Treasury Stock


What is Treasury Stock?

The term treasury stock refers to common shares which have been repurchased or reacquired through the open market by the issuing company.  This action will reduce the float, or number of common shares outstanding.  It can also be common shares which were not issued to the public during the initial public offering (IPO) for the purpose of being able to sell the shares at some point in the future when cash is needed.

The amount of treasury stock held by a company can be easily found on the balance sheet as a line item, within the Shareholders Equity section.

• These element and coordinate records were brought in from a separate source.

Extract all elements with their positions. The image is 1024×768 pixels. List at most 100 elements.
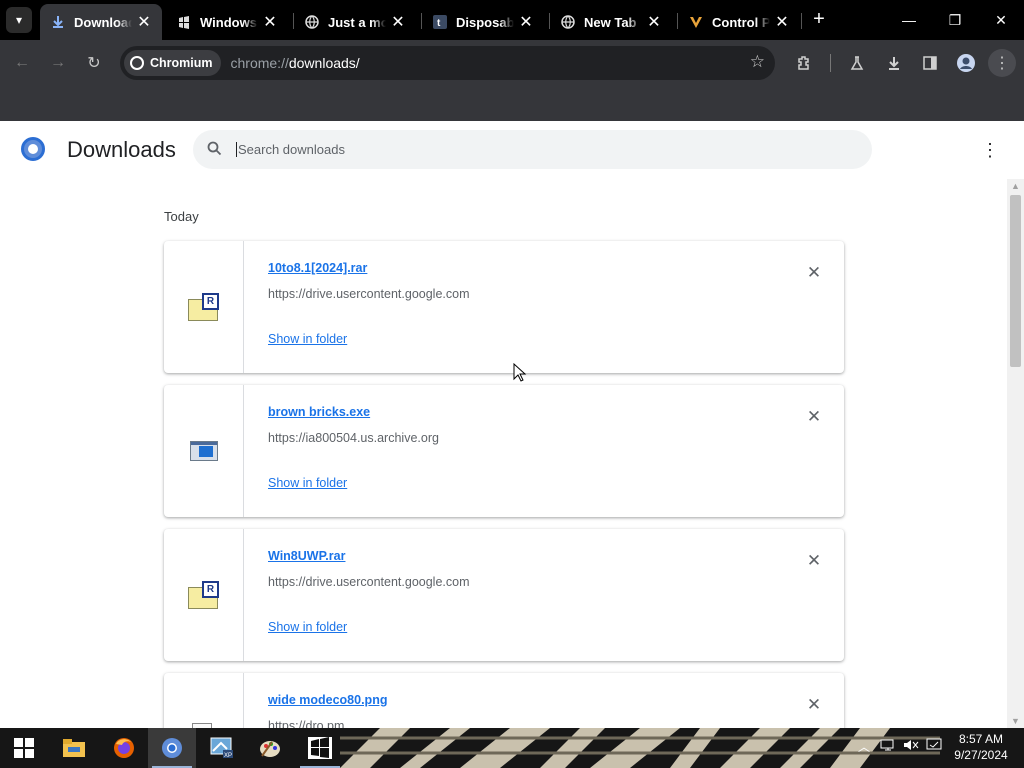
tab-title: Download xyxy=(74,14,132,30)
download-item: R Win8UWP.rar https://drive.usercontent.… xyxy=(164,529,844,661)
network-icon[interactable] xyxy=(880,738,896,755)
tab-control-panel[interactable]: Control Pa ✕ xyxy=(678,4,800,40)
side-panel-icon[interactable] xyxy=(916,49,944,77)
taskbar: XP ︿ 8:57 AM 9/27/2024 xyxy=(0,728,1024,768)
remove-item-close-icon[interactable]: ✕ xyxy=(804,263,824,283)
scrollbar-thumb[interactable] xyxy=(1010,195,1021,367)
paint-icon[interactable] xyxy=(246,728,294,768)
volume-muted-icon[interactable] xyxy=(903,738,919,755)
tab-close-icon[interactable]: ✕ xyxy=(774,12,790,32)
downloads-page: Downloads ⋮ Today R 10to8.1[2024].rar ht… xyxy=(0,121,1024,728)
back-button[interactable]: ← xyxy=(8,49,36,77)
tab-disposable[interactable]: t Disposable ✕ xyxy=(422,4,544,40)
download-item: wide modeco80.png https://dro.pm ✕ xyxy=(164,673,844,728)
file-explorer-icon[interactable] xyxy=(50,728,98,768)
page-scrollbar[interactable]: ▲ ▼ xyxy=(1007,179,1024,728)
tab-close-icon[interactable]: ✕ xyxy=(646,12,662,32)
close-window-button[interactable]: ✕ xyxy=(978,0,1024,40)
tab-close-icon[interactable]: ✕ xyxy=(262,12,278,32)
control-panel-icon[interactable]: XP xyxy=(198,728,246,768)
clock-date: 9/27/2024 xyxy=(954,748,1008,762)
scroll-up-icon[interactable]: ▲ xyxy=(1011,181,1020,191)
tab-downloads[interactable]: Download ✕ xyxy=(40,4,162,40)
chromium-logo-icon xyxy=(21,137,45,161)
file-source-url[interactable]: https://drive.usercontent.google.com xyxy=(268,575,470,589)
tab-title: Just a mom xyxy=(328,14,386,30)
file-source-url[interactable]: https://dro.pm xyxy=(268,719,344,728)
scroll-down-icon[interactable]: ▼ xyxy=(1011,716,1020,726)
search-input[interactable] xyxy=(236,142,736,157)
mouse-cursor-icon xyxy=(513,363,527,382)
file-source-url[interactable]: https://ia800504.us.archive.org xyxy=(268,431,439,445)
tray-overflow-chevron-icon[interactable]: ︿ xyxy=(858,738,870,755)
remove-item-close-icon[interactable]: ✕ xyxy=(804,551,824,571)
file-name-link[interactable]: Win8UWP.rar xyxy=(268,549,345,563)
chrome-menu-icon[interactable]: ⋮ xyxy=(988,49,1016,77)
windows-icon xyxy=(176,14,192,30)
download-item: R 10to8.1[2024].rar https://drive.userco… xyxy=(164,241,844,373)
forward-button[interactable]: → xyxy=(44,49,72,77)
rar-archive-icon: R xyxy=(188,293,220,321)
labs-flask-icon[interactable] xyxy=(843,49,871,77)
download-item: brown bricks.exe https://ia800504.us.arc… xyxy=(164,385,844,517)
windows-media-icon[interactable] xyxy=(296,728,344,768)
page-title: Downloads xyxy=(67,137,176,162)
remove-item-close-icon[interactable]: ✕ xyxy=(804,407,824,427)
file-icon-column xyxy=(164,385,244,517)
tab-close-icon[interactable]: ✕ xyxy=(518,12,534,32)
file-name-link[interactable]: 10to8.1[2024].rar xyxy=(268,261,367,275)
tab-windows[interactable]: Windows 8 ✕ xyxy=(166,4,288,40)
reload-button[interactable]: ↻ xyxy=(80,49,108,77)
restore-button[interactable]: ❐ xyxy=(932,0,978,40)
tab-just-a-moment[interactable]: Just a mom ✕ xyxy=(294,4,416,40)
rar-archive-icon: R xyxy=(188,581,220,609)
firefox-icon[interactable] xyxy=(100,728,148,768)
svg-text:XP: XP xyxy=(224,753,232,759)
tab-strip: ▾ Download ✕ Windows 8 ✕ Just a mom ✕ t … xyxy=(0,0,1024,40)
file-name-link[interactable]: wide modeco80.png xyxy=(268,693,387,707)
tab-search-button[interactable]: ▾ xyxy=(6,7,32,33)
extensions-icon[interactable] xyxy=(790,49,818,77)
system-clock[interactable]: 8:57 AM 9/27/2024 xyxy=(948,731,1014,763)
address-bar[interactable]: Chromium chrome://downloads/ ☆ xyxy=(120,46,775,80)
tab-title: Windows 8 xyxy=(200,14,258,30)
start-button[interactable] xyxy=(0,728,48,768)
file-icon-column: R xyxy=(164,241,244,373)
bookmark-star-icon[interactable]: ☆ xyxy=(750,52,765,72)
clock-time: 8:57 AM xyxy=(958,732,1004,746)
browser-window: ▾ Download ✕ Windows 8 ✕ Just a mom ✕ t … xyxy=(0,0,1024,768)
vivaldi-icon xyxy=(688,14,704,30)
profile-avatar-icon[interactable] xyxy=(952,49,980,77)
show-in-folder-link[interactable]: Show in folder xyxy=(268,620,347,634)
tab-close-icon[interactable]: ✕ xyxy=(136,12,152,32)
chip-label: Chromium xyxy=(150,56,213,70)
tab-new-tab[interactable]: New Tab ✕ xyxy=(550,4,672,40)
search-bar[interactable] xyxy=(193,130,872,169)
file-name-link[interactable]: brown bricks.exe xyxy=(268,405,370,419)
tumblr-icon: t xyxy=(432,14,448,30)
show-in-folder-link[interactable]: Show in folder xyxy=(268,476,347,490)
minimize-button[interactable]: — xyxy=(886,0,932,40)
exe-file-icon xyxy=(190,441,218,461)
tab-title: New Tab xyxy=(584,14,637,30)
globe-icon xyxy=(304,14,320,30)
show-in-folder-link[interactable]: Show in folder xyxy=(268,332,347,346)
action-center-icon[interactable] xyxy=(926,738,942,755)
remove-item-close-icon[interactable]: ✕ xyxy=(804,695,824,715)
wallpaper-pattern xyxy=(340,728,940,768)
more-actions-icon[interactable]: ⋮ xyxy=(980,139,1000,161)
file-source-url[interactable]: https://drive.usercontent.google.com xyxy=(268,287,470,301)
downloads-toolbar-icon[interactable] xyxy=(880,49,908,77)
tab-close-icon[interactable]: ✕ xyxy=(390,12,406,32)
chromium-icon xyxy=(130,56,144,70)
site-info-chip[interactable]: Chromium xyxy=(124,50,221,76)
section-label-today: Today xyxy=(164,209,199,224)
windows-start-icon xyxy=(14,738,34,758)
url-text[interactable]: chrome://downloads/ xyxy=(231,55,360,71)
download-icon xyxy=(50,14,66,30)
tab-title: Control Pa xyxy=(712,14,770,30)
file-icon-column: R xyxy=(164,529,244,661)
toolbar: ← → ↻ Chromium chrome://downloads/ ☆ ⋮ xyxy=(0,40,1024,86)
new-tab-button[interactable]: + xyxy=(808,8,830,30)
chromium-taskbar-icon[interactable] xyxy=(148,728,196,768)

There is heavy debate as to whether or not this line item should be listed as an asset on the balance sheet.  It can be readily re-issued in the open market; however, due to the disadvantages listed below, those against listing treasury stock as assets believe they have no added economic impact or benefit which would be required to be defined as an asset

Why Do Companies participate in Stock Buybacks?

A company may elect to buyback shares for a couple of reasons.  Firstly, it may believe that they are undervalued by the market and therefore will buy the shares back with the hopes of re-issuing them at some point in the future when prices are more favorable.  Other reasons include incentivizing employees with company stock rather than cash and buying back enough shares to prevent a hostile takeover bid.

Disadvantages of Treasury Stock

It is important to understand that treasury stock does not carry voting privledges, dividend payments, nor does it have any right to any assets during liquidation.  Additionally, each state will have laws governing the percentage of shares that a company may hold in treasury.

The motives of the company during a buyback should be understood as well.  If the company is buying back stock to positively impact their financial ratios such as the EPS or price to earnings ratio, a company is doing a dis-service to their shareholders as there is an attempt to mislead.